How to Translate BasKet Note Pads to Your Language

BasKet Note Pads is translated in some languages and you just have to install it to have it translated in yours.
If BasKet Note Pads is not yet translated into your native language, you can help to make this happens. This page explains how to do.

Requirements

You should have downloaded and installed BasKet Note Pads from sources.
Go to the download page if you have not done it this way, and download the official source archive.
Then compile and install BasKet Note Pads.
You are ready to translate it.

Create Your Language File

Go to http://i18n.kde.org/teams/ and locate your language code.
For instance, if you want to translate BasKet Note Pads into Afrikaans, your language code is "af".

Go to the src/ folder where BasKet Note Pads was unarchived and from where you compiled it.
You will see a file basket.pot: copy it to your language code with the extension ".po".
In our exemple, you have to copy basket.pot to af.po and this is this file that you will translate.

How to Translate BasKet Note Pads

Just open this .po file with KBabel (should be the default). If KBabel is not installed you can find it in kdesdk package.
KBabel is pretty simple to use, even if it seems complicated, you will not use every tools it provides.

The bassis: KBabel provides you the original message on top, you should translate it on bottom (nothing difficult :-) ).
Use PageUp and PageDown keys to go to the next/previous untranslated message.

Sometimes there is a %1, %n... in the messages, they will be replaced by BasKet Note Pads at runtime (by other messages or by numbers): just put those %s things in your translations...

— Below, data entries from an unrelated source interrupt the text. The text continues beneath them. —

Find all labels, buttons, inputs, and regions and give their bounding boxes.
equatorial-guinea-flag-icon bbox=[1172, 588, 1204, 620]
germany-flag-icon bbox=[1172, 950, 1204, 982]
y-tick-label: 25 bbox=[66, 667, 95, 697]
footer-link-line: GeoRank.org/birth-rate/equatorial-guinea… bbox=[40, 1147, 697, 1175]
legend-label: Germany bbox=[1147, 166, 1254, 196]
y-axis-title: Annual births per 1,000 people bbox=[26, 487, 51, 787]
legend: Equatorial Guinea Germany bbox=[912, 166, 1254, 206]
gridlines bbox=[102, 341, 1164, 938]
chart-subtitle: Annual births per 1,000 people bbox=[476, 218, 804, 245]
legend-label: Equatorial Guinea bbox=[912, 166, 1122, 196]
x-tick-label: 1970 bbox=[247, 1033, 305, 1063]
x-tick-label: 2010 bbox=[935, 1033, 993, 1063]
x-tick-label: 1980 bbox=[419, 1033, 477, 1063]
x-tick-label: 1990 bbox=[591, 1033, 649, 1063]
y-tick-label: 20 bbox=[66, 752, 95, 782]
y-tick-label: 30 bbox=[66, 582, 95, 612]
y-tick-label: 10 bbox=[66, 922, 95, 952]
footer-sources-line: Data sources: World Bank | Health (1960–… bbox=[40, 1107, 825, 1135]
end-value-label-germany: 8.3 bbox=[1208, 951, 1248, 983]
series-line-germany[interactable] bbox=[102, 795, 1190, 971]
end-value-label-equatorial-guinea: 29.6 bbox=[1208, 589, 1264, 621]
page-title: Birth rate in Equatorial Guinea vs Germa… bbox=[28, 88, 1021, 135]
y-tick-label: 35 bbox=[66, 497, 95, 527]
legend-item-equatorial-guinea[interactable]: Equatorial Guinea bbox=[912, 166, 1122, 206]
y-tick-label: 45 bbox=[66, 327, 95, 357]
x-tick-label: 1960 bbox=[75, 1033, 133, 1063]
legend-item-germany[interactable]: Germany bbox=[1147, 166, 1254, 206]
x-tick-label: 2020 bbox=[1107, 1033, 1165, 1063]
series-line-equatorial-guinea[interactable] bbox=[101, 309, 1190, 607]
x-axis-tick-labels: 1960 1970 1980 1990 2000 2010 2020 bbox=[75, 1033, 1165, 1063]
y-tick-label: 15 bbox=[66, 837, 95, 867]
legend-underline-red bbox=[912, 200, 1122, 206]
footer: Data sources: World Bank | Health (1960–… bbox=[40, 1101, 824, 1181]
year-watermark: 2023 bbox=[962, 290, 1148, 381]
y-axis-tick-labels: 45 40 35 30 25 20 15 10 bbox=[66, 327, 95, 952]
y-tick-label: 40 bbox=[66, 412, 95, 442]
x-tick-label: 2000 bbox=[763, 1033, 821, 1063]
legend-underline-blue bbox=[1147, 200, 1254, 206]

When a message begins with "_n: " it indicates that the message is in two forms: singular and plural.
Depending on a number (eg. the number of items to delete) BasKet Note Pads will use the singular form or the plural form. The first line is the singular form and the second is the plural one. In those sentences, "%n" will be replaced by the number (...of items to delete, in our example).
Important: you should translate the message without the "_n: " prefix.

There are also messages like: "_: e.g. \"18 items, 10 founds, 5 selecteds\"\n%1, %2, %3".
The "_: " token indicate that the first line is a clue given to you by the programer because the message in itself is not very meaningful.
You should not translate the first line.

In the translations, the '&' symbol is not ampersand but it is for accelerator keys (see below).
eg. "&Title:" indicate that if the user press Alt+T he will be ready to enter a title (focus will move to the Title field). The accelerator can be any letter in messages. When translating, you can put the ampersand before any letter (see below).
If you need an ampersand symbol, use a double & symbol when translating (like "Notes && Clips"): in any case you just have to put the same amount of & than in the sentence to translate.

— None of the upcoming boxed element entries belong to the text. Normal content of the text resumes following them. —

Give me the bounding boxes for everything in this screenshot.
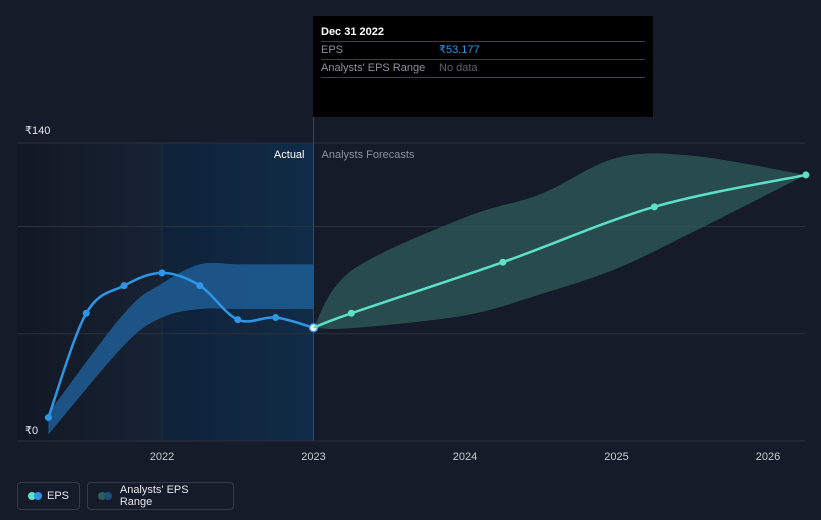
tooltip-row-eps: EPS ₹53.177 bbox=[321, 41, 645, 59]
tooltip-eps-value: ₹53.177 bbox=[439, 44, 480, 56]
x-tick-label: 2024 bbox=[453, 451, 477, 463]
y-tick-label-max: ₹140 bbox=[25, 125, 50, 137]
legend-eps-toggle[interactable]: EPS bbox=[17, 482, 80, 510]
x-tick-label: 2022 bbox=[150, 451, 174, 463]
eps-forecast-point bbox=[802, 171, 810, 179]
legend-range-toggle[interactable]: Analysts' EPS Range bbox=[87, 482, 234, 510]
y-tick-label-min: ₹0 bbox=[25, 425, 38, 437]
tooltip-row-range: Analysts' EPS Range No data bbox=[321, 59, 645, 78]
legend-eps-label: EPS bbox=[46, 490, 69, 502]
tooltip-range-label: Analysts' EPS Range bbox=[321, 62, 426, 74]
past-period-shade bbox=[17, 143, 162, 441]
tooltip-date: Dec 31 2022 bbox=[321, 26, 384, 38]
x-tick-label: 2026 bbox=[756, 451, 780, 463]
legend-range-label: Analysts' EPS Range bbox=[119, 484, 189, 508]
plot-area: ₹140 ₹0 2022 2023 2024 2025 2026 Actual Analysts… bbox=[17, 117, 810, 463]
hover-tooltip: Dec 31 2022 EPS ₹53.177 Analysts' EPS Ra… bbox=[313, 16, 653, 117]
x-tick-label: 2025 bbox=[604, 451, 628, 463]
tooltip-range-value: No data bbox=[439, 62, 478, 74]
eps-actual-point bbox=[234, 316, 242, 324]
actual-label: Actual bbox=[274, 149, 305, 161]
eps-actual-point bbox=[196, 282, 204, 290]
eps-forecast-point bbox=[499, 258, 507, 266]
eps-actual-point bbox=[82, 309, 90, 317]
actual-range-band bbox=[48, 262, 314, 435]
eps-actual-point bbox=[120, 282, 128, 290]
forecast-label: Analysts Forecasts bbox=[322, 149, 415, 161]
eps-actual-point bbox=[272, 314, 280, 322]
tooltip-eps-label: EPS bbox=[321, 44, 344, 56]
x-tick-label: 2023 bbox=[301, 451, 325, 463]
eps-forecast-point bbox=[347, 309, 355, 317]
eps-legend-icon bbox=[28, 492, 42, 500]
range-legend-icon bbox=[98, 492, 112, 500]
eps-actual-point bbox=[44, 414, 52, 422]
eps-forecast-point bbox=[650, 203, 658, 211]
eps-actual-point bbox=[158, 269, 166, 277]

Tip: Avoid Accelerators Clashes

Accelerators are underlined lettres in windows, eg. "Title:". Pressing Alt and the underlined letter (Alt+T in this exemple) will move the keyboard focus to the corresponding field for immediate input. It helps to really speed up actions for peoples who want to use mouse the least possible and prefers the use of a keyboard (or to guys who have disabilities).

So, the tip: you can enable a thing called "Dr. Klash".
When hitting F12 in an application it will say you what widgets do not have accelerators (also called mnemonics) and which are clashing!
That is very interesting to provide seamless keyboard navigation for peoples who are using it.

To enable this Dr. Klash, edit the file ~/.kde/share/config/kdeglobals in a text editor and add the following lines in order to use the F12 feature:

[Development]
CheckAccelerators=F12

And voilà!
A non-negligeable part of KDE users will like a good translated BasKet Note Pads with accelerators enabled.

If you want, you can add "AutoCheckAccelerators=true" line to enable the dialog to popup automatically if a conflict exists and "AlwaysShowCheckAccelerators=true" to enforce the dialog to popup always.

Get the Translation Integrated in BasKet Note Pads

Once the translation is done, you just have to do a "make" and "make install" in a console like the first time you installed BasKet Note Pads by compiling it!
Restart BasKet Note Pads and it will be translated.
When the translation is OK, mail me it and I will integrate it in the next downloadable archive.

Translating Next Versions

It is simple: when a new version of BasKet Note Pads is to be released I will mail you (if you want to be the official translator of BasKet Note Pads into your language, of course) and you will just need to re-edit your .po file.
Previously translated messages are of course kept translated and will only be asked to translate the new messages.
However, some english messages can have changed a little (to correct english errors, for example): the system try to match old and new sentences. Those matches result in so called "fuzzy mesages" and are provided for you to avoid to re-translate them from scratch (but sometimes matches are very wrong). If they are OK mark them as translated, if not just correct them to mirror the corrected english message.